Risk management for contact allergens

In the recent years Europe has implemented a whole set of regulations aimed at reducing the exposure of the workforce and consumers to contact allergens. Examples are the ‘Nickel Directive’, limiting the release of nickel in contact with skin to 0.5 μg/(cm2 per week) [10], and the ‘Chromium Directive’, limiting CrVI to 2 ppm in the total dry weight of cement [29]. The directive on detergents requires the listing of preservatives and listed fragrances if their content in detergents and similar household products exceeds 100 ppm [204]. Detergents are thus treated as rinse-off cosmetics. Furthermore, details of the product formulation have to be released when necessary, i.e. to investigate adverse reactions.
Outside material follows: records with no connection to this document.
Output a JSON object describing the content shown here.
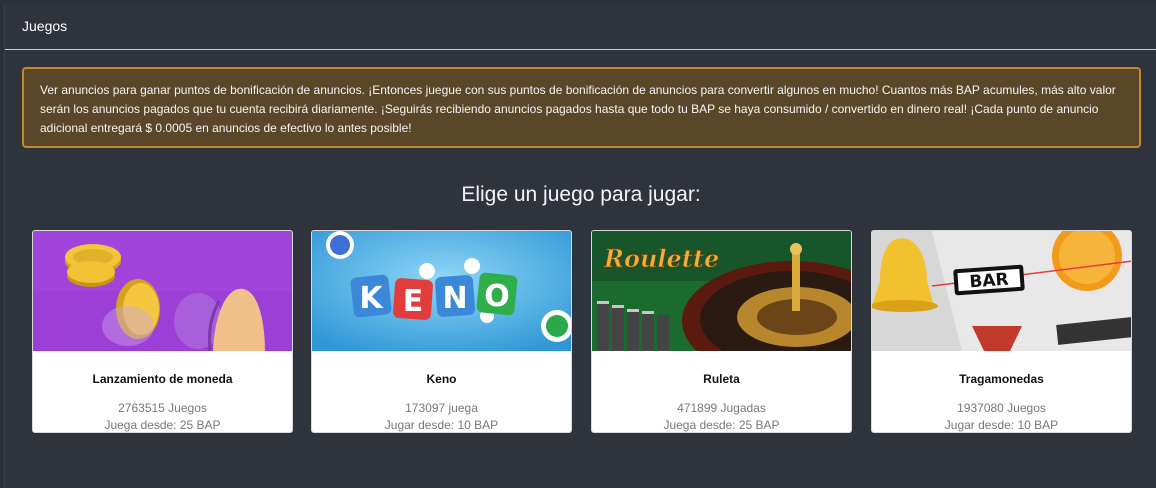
{
  "header": {
    "title": "Juegos"
  },
  "notice": {
    "text": "Ver anuncios para ganar puntos de bonificación de anuncios. ¡Entonces juegue con sus puntos de bonificación de anuncios para convertir algunos en mucho! Cuantos más BAP acumules, más alto valor serán los anuncios pagados que tu cuenta recibirá diariamente. ¡Seguirás recibiendo anuncios pagados hasta que todo tu BAP se haya consumido / convertido en dinero real! ¡Cada punto de anuncio adicional entregará $ 0.0005 en anuncios de efectivo lo antes posible!"
  },
  "heading": "Elige un juego para jugar:",
  "games": [
    {
      "name": "Lanzamiento de moneda",
      "plays": "2763515 Juegos",
      "min": "Juega desde: 25 BAP"
    },
    {
      "name": "Keno",
      "plays": "173097 juega",
      "min": "Jugar desde: 10 BAP",
      "logo": "KENO"
    },
    {
      "name": "Ruleta",
      "plays": "471899 Jugadas",
      "min": "Juega desde: 25 BAP",
      "logo": "Roulette"
    },
    {
      "name": "Tragamonedas",
      "plays": "1937080 Juegos",
      "min": "Jugar desde: 10 BAP",
      "logo": "BAR"
    }
  ],
  "colors": {
    "background": "#2e333c",
    "notice_bg": "#5a472a",
    "notice_border": "#c18a2b",
    "coin_bg": "#9b3fd6",
    "keno_bg": "#4fb6e8",
    "roulette_bg": "#1c6b2e"
  }
}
As a result of this regulation the preservative MDGN was banned from all cosmetic products in 2008. Prior to the ban cosmetic products were allowed to contain up to 0.1% MDGN, a level that was found to cause elicitation. A reassessment of MDGN failed to establish a safe level of use and thus recommended the ban of the substance [205].
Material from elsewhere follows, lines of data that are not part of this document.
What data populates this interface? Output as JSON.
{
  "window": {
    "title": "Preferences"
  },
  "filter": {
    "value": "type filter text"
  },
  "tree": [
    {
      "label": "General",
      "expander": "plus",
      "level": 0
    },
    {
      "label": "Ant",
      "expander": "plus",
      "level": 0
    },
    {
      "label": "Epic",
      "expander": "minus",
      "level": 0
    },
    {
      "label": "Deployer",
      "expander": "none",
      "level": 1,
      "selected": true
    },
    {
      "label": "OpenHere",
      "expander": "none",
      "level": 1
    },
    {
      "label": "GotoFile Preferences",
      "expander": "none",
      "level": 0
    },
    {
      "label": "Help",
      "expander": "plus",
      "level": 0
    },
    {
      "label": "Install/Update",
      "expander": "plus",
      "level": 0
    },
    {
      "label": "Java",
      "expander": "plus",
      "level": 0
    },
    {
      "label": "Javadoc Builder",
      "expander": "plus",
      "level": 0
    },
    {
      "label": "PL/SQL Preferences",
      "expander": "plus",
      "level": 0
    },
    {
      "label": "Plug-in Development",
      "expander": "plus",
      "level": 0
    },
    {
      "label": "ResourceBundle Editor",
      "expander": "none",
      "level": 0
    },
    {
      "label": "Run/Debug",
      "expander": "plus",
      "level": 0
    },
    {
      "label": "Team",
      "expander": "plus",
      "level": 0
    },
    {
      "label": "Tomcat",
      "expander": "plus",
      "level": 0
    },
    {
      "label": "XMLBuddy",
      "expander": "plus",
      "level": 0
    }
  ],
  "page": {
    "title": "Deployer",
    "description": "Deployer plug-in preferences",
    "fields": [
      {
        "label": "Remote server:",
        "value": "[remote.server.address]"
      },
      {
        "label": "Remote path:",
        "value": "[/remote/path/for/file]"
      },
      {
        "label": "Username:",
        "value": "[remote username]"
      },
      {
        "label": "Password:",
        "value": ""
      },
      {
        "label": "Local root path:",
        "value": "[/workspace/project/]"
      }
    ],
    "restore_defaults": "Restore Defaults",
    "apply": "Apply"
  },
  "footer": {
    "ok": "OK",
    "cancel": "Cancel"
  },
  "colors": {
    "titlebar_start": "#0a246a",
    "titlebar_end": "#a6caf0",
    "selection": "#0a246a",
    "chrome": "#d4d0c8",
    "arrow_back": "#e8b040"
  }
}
A decision on the ban/restriction of PPD and other ingredients of hair dyes is still pending. The median prevalence of contact dermatitis against PPD in Europe is 2–6% [32]. The EU Commission’s Scientific Committee on Consumer Products (SCCP) assessed the skin sensitising properties of 48 hair dye substances in 2006, finding 27 of them to be skin sensitising according to the European classification R43. In conclusion the SCCP stated that products containing theses substances might not be safe for consumer use [206]. Industry has suggested to introduce sensitivity self-testing as a regulatory requirement. However, this approach is problematic due to the possibility of false-negative results, the induction of skin sensitisation and ethical reasons [207]. Further, on application of hair dyes to the skin, the product is being used for in vivo diagnostic purposes and is thus outwith the legal framework for cosmetics. Discussions continue on the safety of PPD and similar ingredients in hair dyes

Likewise further regulation is needed for fragrance substances. The labelling of fragrances was first addressed in the 7th amendment of the first European cosmetics directive [208] and subsequently included in the new European cosmetics regulation [27]. As a consequence, the industry introduced the concept of the aforementioned QRA for the evaluation of fragrance substances. Undoubtedly this will be a useful approach for new substances. However, concerns remain that QRA fails to protect previously sensitised consumers and that aggregate exposures through multiple products are not considered in the basic form of the QRA. Therefore epidemiological and clinical data continue to represent a critical decision point in risk assessment and risk management [209].

Conclusion

Skin sensitisation and subsequent contact dermatitis is a significant problem for consumers and workers. It is clear that the immune response to contact allergens is more complex than previously thought and described. Different allergens elicit different immune responses and mechanisms for the activation of allergens can differ substantially. Research efforts are underway to elucidate the complex biochemistry and molecular biology underlying contact dermatitis. Several in vivo systems have been established that are able to identify potential allergens reliably and to assess their potency. At the same time in vitro tests are developed because of public demand to replace in vivo tests, animal welfare and costs. However, their regulatory acceptance will depend on a thorough validation, not only against other methods (internal validation) but also against human observational data from clinical epidemiological surveillance systems (external validation). Such validation is the indispensible gold standard for any predictive safety assessment. Legislation has to focus on the protection of consumers and workers against potential allergens, and it is adapted continuously as our understanding of allergic contact dermatitis progresses. In this context clinical data and the epicutaneous patch test as published by Jadassohn more than 100 years ago [210] are invaluable as they highlight substances and problems missed by other approaches.